2004: Caroline Sawyer hears dogs everywhere. Snarling, barking, teeth snapping that no one else seems to notice. At first, she blames the phantom sounds on her insomnia and her acute stress in caring for her ailing father. But then the delusions begin to take shape—both in her waking hours, and in the violent, visceral sculptures she creates while in a trance-like state. Her fiancé is convinced she needs help. Her new psychiatrist waives her “problem” away with pills. But Caroline’s past is a dark cellar, filled with repressed memories and a lurking horror that the men around her can’t understand.

As past demons become a present threat, both Caroline and Lila must chase the source of this unrelenting, oppressive power to its malignant core.
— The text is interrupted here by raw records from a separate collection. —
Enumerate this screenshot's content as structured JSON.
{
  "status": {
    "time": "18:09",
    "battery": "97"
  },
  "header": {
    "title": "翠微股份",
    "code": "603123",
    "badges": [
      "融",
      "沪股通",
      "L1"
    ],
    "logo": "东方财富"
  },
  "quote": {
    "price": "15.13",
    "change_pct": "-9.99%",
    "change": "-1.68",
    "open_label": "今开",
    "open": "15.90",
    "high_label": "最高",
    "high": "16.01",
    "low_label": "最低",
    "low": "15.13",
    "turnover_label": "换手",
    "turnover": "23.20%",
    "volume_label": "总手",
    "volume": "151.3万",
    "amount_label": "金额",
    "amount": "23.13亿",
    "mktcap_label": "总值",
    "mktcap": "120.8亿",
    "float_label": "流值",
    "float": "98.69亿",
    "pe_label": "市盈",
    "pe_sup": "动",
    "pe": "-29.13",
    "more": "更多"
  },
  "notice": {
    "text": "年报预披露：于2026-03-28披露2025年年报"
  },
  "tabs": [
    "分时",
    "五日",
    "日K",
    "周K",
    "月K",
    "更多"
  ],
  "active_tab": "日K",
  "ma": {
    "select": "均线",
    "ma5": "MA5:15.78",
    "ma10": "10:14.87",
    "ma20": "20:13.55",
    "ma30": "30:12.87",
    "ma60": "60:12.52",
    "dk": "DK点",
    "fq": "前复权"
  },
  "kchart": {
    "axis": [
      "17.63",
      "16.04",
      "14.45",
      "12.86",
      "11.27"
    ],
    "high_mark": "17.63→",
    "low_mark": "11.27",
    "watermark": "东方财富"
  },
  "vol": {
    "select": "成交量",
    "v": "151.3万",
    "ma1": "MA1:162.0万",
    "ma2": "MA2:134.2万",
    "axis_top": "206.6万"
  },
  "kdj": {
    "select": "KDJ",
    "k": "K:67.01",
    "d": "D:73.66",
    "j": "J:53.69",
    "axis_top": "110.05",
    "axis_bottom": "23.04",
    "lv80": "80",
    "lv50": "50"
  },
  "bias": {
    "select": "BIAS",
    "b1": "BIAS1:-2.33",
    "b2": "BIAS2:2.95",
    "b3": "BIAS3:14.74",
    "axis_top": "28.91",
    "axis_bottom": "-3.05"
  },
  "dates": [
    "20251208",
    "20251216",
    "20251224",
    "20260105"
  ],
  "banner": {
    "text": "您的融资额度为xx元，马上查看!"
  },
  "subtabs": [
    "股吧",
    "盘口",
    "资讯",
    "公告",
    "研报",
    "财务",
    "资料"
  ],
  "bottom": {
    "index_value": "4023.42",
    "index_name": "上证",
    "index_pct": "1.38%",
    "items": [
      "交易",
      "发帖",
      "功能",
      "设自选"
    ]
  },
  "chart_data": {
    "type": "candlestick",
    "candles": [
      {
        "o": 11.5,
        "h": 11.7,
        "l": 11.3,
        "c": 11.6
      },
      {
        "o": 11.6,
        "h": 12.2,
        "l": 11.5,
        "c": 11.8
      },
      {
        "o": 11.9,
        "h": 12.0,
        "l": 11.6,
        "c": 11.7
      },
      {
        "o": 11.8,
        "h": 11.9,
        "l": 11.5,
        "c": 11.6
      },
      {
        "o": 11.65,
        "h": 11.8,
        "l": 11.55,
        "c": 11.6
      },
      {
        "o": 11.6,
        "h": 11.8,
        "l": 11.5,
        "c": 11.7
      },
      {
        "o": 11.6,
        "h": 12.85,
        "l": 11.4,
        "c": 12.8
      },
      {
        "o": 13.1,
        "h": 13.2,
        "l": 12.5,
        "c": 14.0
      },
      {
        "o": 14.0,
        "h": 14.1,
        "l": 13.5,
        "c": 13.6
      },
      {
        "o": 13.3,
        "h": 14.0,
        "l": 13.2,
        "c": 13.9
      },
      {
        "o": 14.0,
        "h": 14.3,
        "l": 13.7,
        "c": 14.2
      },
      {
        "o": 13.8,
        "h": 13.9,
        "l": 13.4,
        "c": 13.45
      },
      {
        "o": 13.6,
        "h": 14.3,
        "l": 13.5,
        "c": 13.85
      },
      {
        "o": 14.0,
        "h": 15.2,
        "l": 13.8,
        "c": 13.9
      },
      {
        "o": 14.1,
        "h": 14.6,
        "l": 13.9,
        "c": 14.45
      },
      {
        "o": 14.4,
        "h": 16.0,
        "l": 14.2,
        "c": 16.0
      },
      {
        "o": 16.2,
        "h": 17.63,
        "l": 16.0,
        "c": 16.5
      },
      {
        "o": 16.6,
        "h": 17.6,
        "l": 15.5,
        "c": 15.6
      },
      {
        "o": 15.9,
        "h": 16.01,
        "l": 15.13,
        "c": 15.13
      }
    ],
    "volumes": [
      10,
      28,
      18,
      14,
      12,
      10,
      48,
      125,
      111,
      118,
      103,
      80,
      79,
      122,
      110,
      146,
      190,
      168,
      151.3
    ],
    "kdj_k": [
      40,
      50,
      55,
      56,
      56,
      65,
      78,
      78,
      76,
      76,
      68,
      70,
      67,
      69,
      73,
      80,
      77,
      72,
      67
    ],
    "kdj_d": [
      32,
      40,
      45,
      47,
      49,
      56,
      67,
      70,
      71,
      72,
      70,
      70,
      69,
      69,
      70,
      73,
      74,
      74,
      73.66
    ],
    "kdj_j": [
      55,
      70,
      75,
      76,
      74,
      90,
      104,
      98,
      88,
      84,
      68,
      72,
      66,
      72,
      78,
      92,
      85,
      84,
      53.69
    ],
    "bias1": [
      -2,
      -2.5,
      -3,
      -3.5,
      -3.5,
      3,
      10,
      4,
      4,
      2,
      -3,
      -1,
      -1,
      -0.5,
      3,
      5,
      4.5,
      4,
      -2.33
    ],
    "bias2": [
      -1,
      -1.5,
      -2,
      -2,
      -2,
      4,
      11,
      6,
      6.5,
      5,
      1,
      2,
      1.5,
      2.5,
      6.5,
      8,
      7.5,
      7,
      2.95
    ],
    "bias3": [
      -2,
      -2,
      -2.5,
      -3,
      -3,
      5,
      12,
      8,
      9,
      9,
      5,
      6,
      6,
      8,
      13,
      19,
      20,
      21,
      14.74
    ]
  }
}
Brilliantly paced, unsettling to the bone, and unapologetically fierce, Such a Pretty Smile is a powerful allegory for what it can mean to be a woman, and an untamed rallying cry for anyone ever told to sit down, shut up, and smile pretty.

The mother/daughter bond this book explores is fantastic. Caroline and Lila are both such dynamic characters that you can’t help but root for both of them. I absolutely loved their dueling plots. And DeMeester manages to do something a lot of writers don’t. She makes both plotlines meaningful to one another. What happens to Caroline in the past, parallels Lina’s in the present. I thought this book was so well-written, overall, and will be recommending it to everyone.